We do not need to worry about the fact that ‘active forward and anticipatory self-defence’ has no precedent in international law, or that the ‘liberal intervention’ in Afghanistan began with an act of international terrorism against the Afghan people, designed to punish Afghans ‘until they get their leadership changed’, in the words of British Admiral Sir Michael Boyce.

It is an educational experience to see commentators explain the gap between the rhetoric of leadership and the realities of state policy.

Jonathan Freedland cites director of Chatham House Robin Niblett who ‘recalls how, during the cold war, regimes in Africa, Asia or Latin America won western backing as they fought off local, domestically motivated rebels simply by casting their opponents as part of “the global Communist foe”.’ Somehow, another generation of ingenious leaders have managed to exploit what Niblett calls the ‘9/11 mindset’ to ensure ‘the west fell for the same trick all over again.’

Freedland adds that Gaddafi was ‘playing the same game’ by ‘persuading British intelligence to become complicit in his torture of dissidents’. The truth is slightly different, as we can read elsewhere in the Guardian that ‘the British went much further than being merely complicit, and were directly involved in rendition to a country where the victim could expect to be tortured.’

The evidence that the UK actively participated in the rendition of individuals as an aspect of policy, as well as supported the US program, is now too serious to be easily discarded, or so one would think.

Exporting the democratic deficit

The conventional understanding of the US role in the world was well articulated by John Mearsheimer, R. Wendell Harrison Distinguished Service Professor of Political Science at the University of Chicago.
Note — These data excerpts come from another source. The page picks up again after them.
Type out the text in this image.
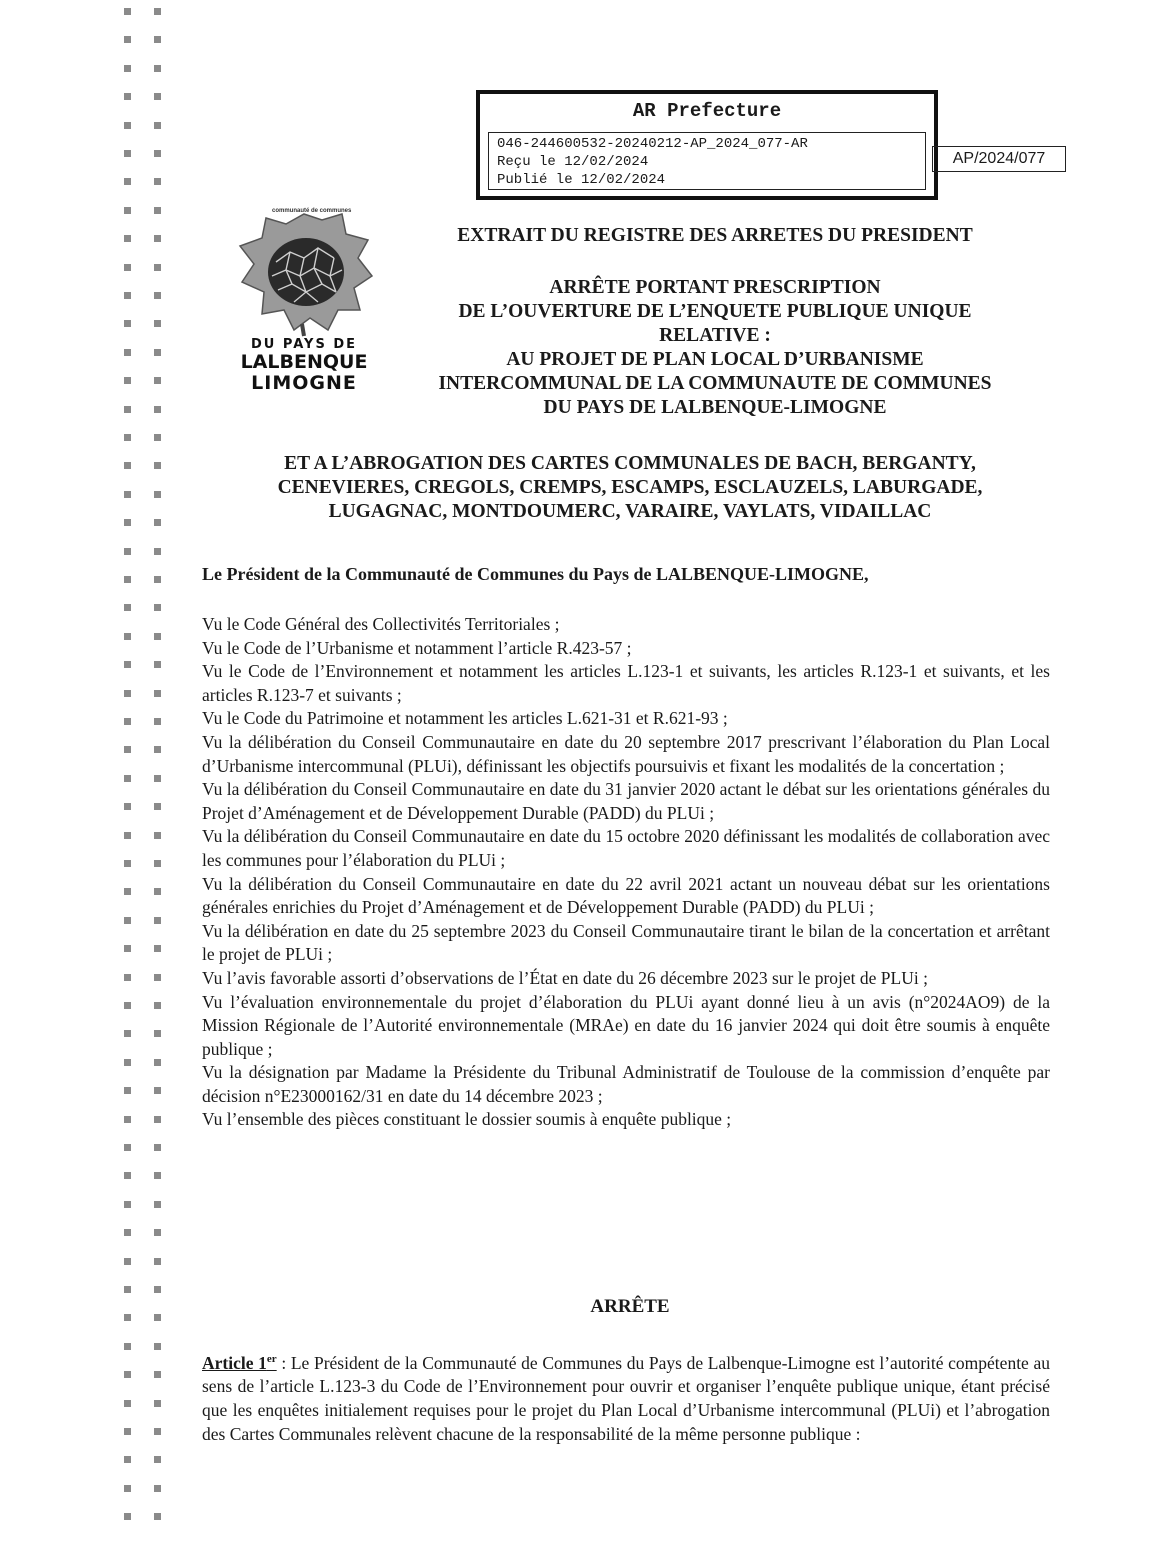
AR Prefecture
046-244600532-20240212-AP_2024_077-AR
Reçu le 12/02/2024
Publié le 12/02/2024
AP/2024/077
communauté de communes
DU PAYS DE
LALBENQUE
LIMOGNE
EXTRAIT DU REGISTRE DES ARRETES DU PRESIDENT
ARRÊTE PORTANT PRESCRIPTION
DE L’OUVERTURE DE L’ENQUETE PUBLIQUE UNIQUE
RELATIVE :
AU PROJET DE PLAN LOCAL D’URBANISME
INTERCOMMUNAL DE LA COMMUNAUTE DE COMMUNES
DU PAYS DE LALBENQUE-LIMOGNE
ET A L’ABROGATION DES CARTES COMMUNALES DE BACH, BERGANTY,
CENEVIERES, CREGOLS, CREMPS, ESCAMPS, ESCLAUZELS, LABURGADE,
LUGAGNAC, MONTDOUMERC, VARAIRE, VAYLATS, VIDAILLAC
Le Président de la Communauté de Communes du Pays de LALBENQUE-LIMOGNE,
Vu le Code Général des Collectivités Territoriales ;
Vu le Code de l’Urbanisme et notamment l’article R.423-57 ;
Vu le Code de l’Environnement et notamment les articles L.123-1 et suivants, les articles R.123-1 et suivants, et les articles R.123-7 et suivants ;
Vu le Code du Patrimoine et notamment les articles L.621-31 et R.621-93 ;
Vu la délibération du Conseil Communautaire en date du 20 septembre 2017 prescrivant l’élaboration du Plan Local d’Urbanisme intercommunal (PLUi), définissant les objectifs poursuivis et fixant les modalités de la concertation ;
Vu la délibération du Conseil Communautaire en date du 31 janvier 2020 actant le débat sur les orientations générales du Projet d’Aménagement et de Développement Durable (PADD) du PLUi ;
Vu la délibération du Conseil Communautaire en date du 15 octobre 2020 définissant les modalités de collaboration avec les communes pour l’élaboration du PLUi ;
Vu la délibération du Conseil Communautaire en date du 22 avril 2021 actant un nouveau débat sur les orientations générales enrichies du Projet d’Aménagement et de Développement Durable (PADD) du PLUi ;
Vu la délibération en date du 25 septembre 2023 du Conseil Communautaire tirant le bilan de la concertation et arrêtant le projet de PLUi ;
Vu l’avis favorable assorti d’observations de l’État en date du 26 décembre 2023 sur le projet de PLUi ;
Vu l’évaluation environnementale du projet d’élaboration du PLUi ayant donné lieu à un avis (n°2024AO9) de la Mission Régionale de l’Autorité environnementale (MRAe) en date du 16 janvier 2024 qui doit être soumis à enquête publique ;
Vu la désignation par Madame la Présidente du Tribunal Administratif de Toulouse de la commission d’enquête par décision n°E23000162/31 en date du 14 décembre 2023 ;
Vu l’ensemble des pièces constituant le dossier soumis à enquête publique ;
ARRÊTE
Article 1er : Le Président de la Communauté de Communes du Pays de Lalbenque-Limogne est l’autorité compétente au sens de l’article L.123-3 du Code de l’Environnement pour ouvrir et organiser l’enquête publique unique, étant précisé que les enquêtes initialement requises pour le projet du Plan Local d’Urbanisme intercommunal (PLUi) et l’abrogation des Cartes Communales relèvent chacune de la responsabilité de la même personne publique :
Mearsheimer notes how Charles Krauthammer and Francis Fukuyama’s vision of the future was a United States that ‘should take the lead in bringing democracy to less developed countries the world over.’

‘US grand strategy has followed this basic prescription for the past twenty years,” he writes, although curiously, the results have been ‘disastrous’. In the UK, Conservative politician Rory Stewart, whose support for the Iraq war did not prevent him attaining a position at Harvard University’s apparently sincerely-titled Carr Center for Human Rights Policy, writes that it is ‘our sense of moral obligation, those fears about rogue states, failed states, regions and our own credibility, which threaten to make this decade again a decade of over-intervention.’

Or there could be other factors that determine whether the United States and its allies decide to attack and destroy a given political system.

In the UK, examining these factors might begin with a recent publication by the independent research organisation Democratic Audit, which found ‘corporate and financial dominance of Britain’s democracy’ has created a gaping democratic deficit. The authors note:

‘Instead of the public sphere constituting a separate life domain, with its distinctive values, relationships and ways of operating, it has become an extension of the private market, permeated by the market’s logic and interests. Instead of popular control we have subordination to an oligarchy of the wealthy and economically powerful. Instead of everyone counting for one, we have the easy purchase of political influence and the well-oiled revolving door between government and the corporate sector.’

However, it is unreasonable to suggest that concentrations of socio-economic power have a larger bearing on foreign policy decisions than ‘our sense of moral obligation’ or a public pronouncement to bring ‘democracy to less developed countries the world over.’

In either case, US and UK governments have acted in ways that have sought to increase their influence in key strategic regions of the world, benefit groups of domestic elites and subsequently impoverish, endanger and repress sectors of their own societies.

Honouring the victims of 9/11, and closing the democratic deficit, will require the bringing to justice of those who engage in acts of international terrorism, a task that begins at home.